Он вдруг взмахнул рукой безнадежно и с неожиданной горькой слезой сказал:
– Голосуй, Жорка!
Собрание закатилось смехом. Жорка вытянул руку вперед:
– Голосовать нужно так: кто согласен с постановлением комсомольской ячейки, тот поднимет руку вверх. Поняли?
Лапоть снова вмешался в дело:
– Рука так подымается, смотрите. Вот она у тебя висит, как будто ей никакого дела нет. А если ты согласен с постановлением, ты на руку так посмотри и начинай ее поднимать. Поднимай, поднимай, аж пока тебя не пересчитают. Видишь?
– Да знаем, – закричали кое-где в клубе.
– Голосую, – сказал Жорка. – Поднимите руки, кто согласен?
Лес рук, вытянутых вверх по рецепту Лаптя, вырос над головами. Жорка начал считать.
Я внимательно пересмотрел ряды всей моей громады. Голосовали все, в том числе и группа Короткова у входных дверей. Девочки подняли розовые ладони с торжественной нежностью и улыбались, склонив набок головы. Я все-таки был очень удивлен: почему голосовали коротковцы? Сам Коротков стоял, прислонившись к стене, и терпеливо держал приподнятую руку, спокойно рассматривая красивыми глазами нашу группу на сцене.
Торжественность этой минуты была немного нарушена появлением Борового. Он ввалился в зал в настроении чрезвычайно мажорном, споткнулся о двери, оглушительно рыкнул огромной гармошкой и заорал:
– А, хозяева приехали? Сейчас… постойте… туш сыграю, я знаю такой… туш.

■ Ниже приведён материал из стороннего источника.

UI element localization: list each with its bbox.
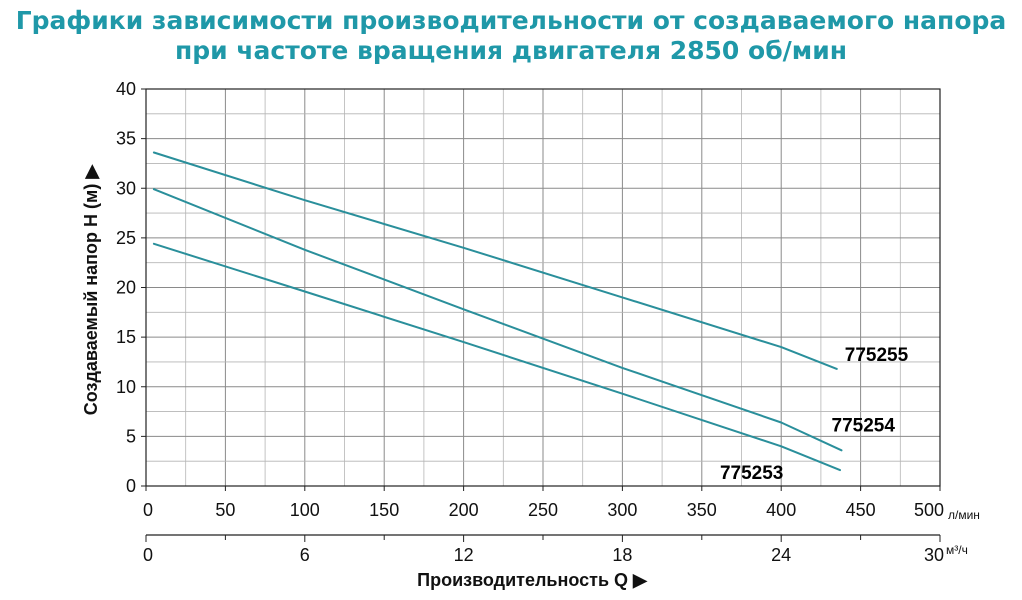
x2-tick-label: 6 (300, 545, 310, 565)
y-tick-label: 10 (116, 377, 136, 397)
y-tick-label: 5 (126, 426, 136, 446)
x-axis-title: Производительность Q ▶ (417, 570, 648, 590)
series-line-775253 (152, 242, 841, 472)
x-tick-label: 150 (369, 500, 399, 520)
x-tick-label: 0 (143, 500, 153, 520)
x2-axis-unit: м³/ч (946, 543, 968, 557)
y-tick-label: 20 (116, 278, 136, 298)
x2-tick-label: 12 (454, 545, 474, 565)
chart-title-line-1: Графики зависимости производительности о… (15, 6, 1007, 35)
x-tick-label: 250 (528, 500, 558, 520)
x-tick-label: 400 (766, 500, 796, 520)
y-tick-label: 25 (116, 228, 136, 248)
y-tick-label: 0 (126, 476, 136, 496)
series-label-775253: 775253 (720, 463, 783, 484)
x2-tick-label: 18 (612, 545, 632, 565)
y-tick-label: 30 (116, 178, 136, 198)
series-label-775254: 775254 (832, 415, 896, 436)
y-tick-label: 40 (116, 79, 136, 99)
x-tick-label: 50 (215, 500, 235, 520)
series-line-775255 (152, 151, 838, 370)
x-tick-label: 450 (846, 500, 876, 520)
x-tick-label: 300 (607, 500, 637, 520)
series-line-775254 (152, 188, 843, 452)
x2-tick-label: 0 (143, 545, 153, 565)
x2-tick-label: 30 (924, 545, 944, 565)
x-tick-label: 350 (687, 500, 717, 520)
y-tick-label: 35 (116, 129, 136, 149)
x-axis-unit: л/мин (948, 508, 980, 522)
y-tick-label: 15 (116, 327, 136, 347)
y-axis-title: Создаваемый напор H (м) ▶ (81, 164, 101, 416)
x-tick-label: 500 (914, 500, 944, 520)
x2-tick-label: 24 (771, 545, 791, 565)
chart-title-line-2: при частоте вращения двигателя 2850 об/м… (174, 36, 848, 65)
x-tick-label: 200 (449, 500, 479, 520)
x-tick-label: 100 (290, 500, 320, 520)
series-label-775255: 775255 (845, 345, 909, 366)
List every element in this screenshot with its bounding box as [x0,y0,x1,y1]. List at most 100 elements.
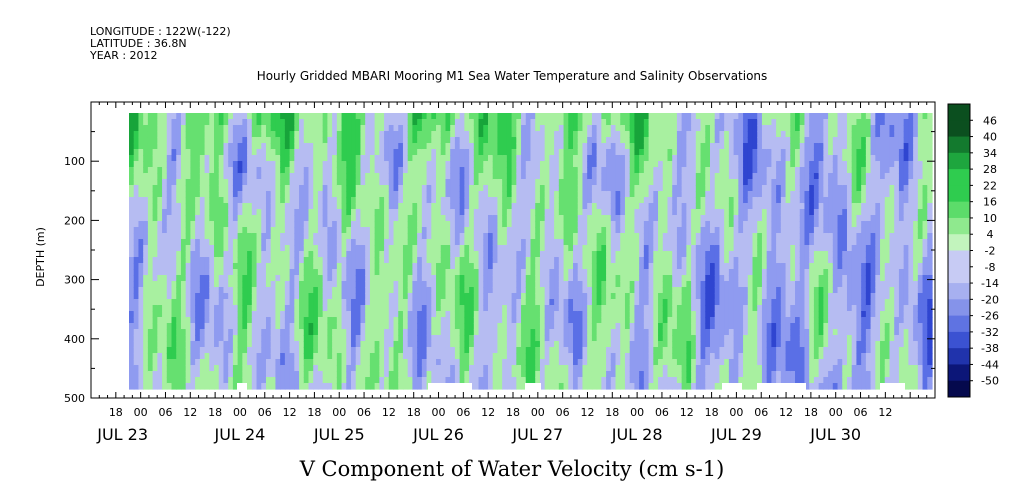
heatmap-cell [261,143,267,150]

Коротков опустил руку на плечо Борового и о чем-то засигналил ему по-прежнему красивыми глазами. Боровой задрал голову, открыл рот и затих, но гармошку продолжал держать с таким фасоном, что ежеминутно можно было ожидать самой настойчивой музыки.
Жорка объявил результаты голосования:
– За принятие предложения ячейки комсомола триста пятьдесят четыре голоса. Против – ни одного. Значит, будем считать, что принято единогласно.
Горьковцы, улыбаясь и переглядываясь, захлопали, куряжане с загоревшимся чувством подхватили эту непривычную для них форму выражения, и, может быть, первый раз со времени основания монастыря под его сводами раздались радостные легкие звуки аплодисментов человеческого коллектива. Малыши хлопали долго, отставляя пальцы. Хлопали, то задирая руки над головой, то перенося их к уху, хлопали до тех пор, пока не поднял руку Задоров.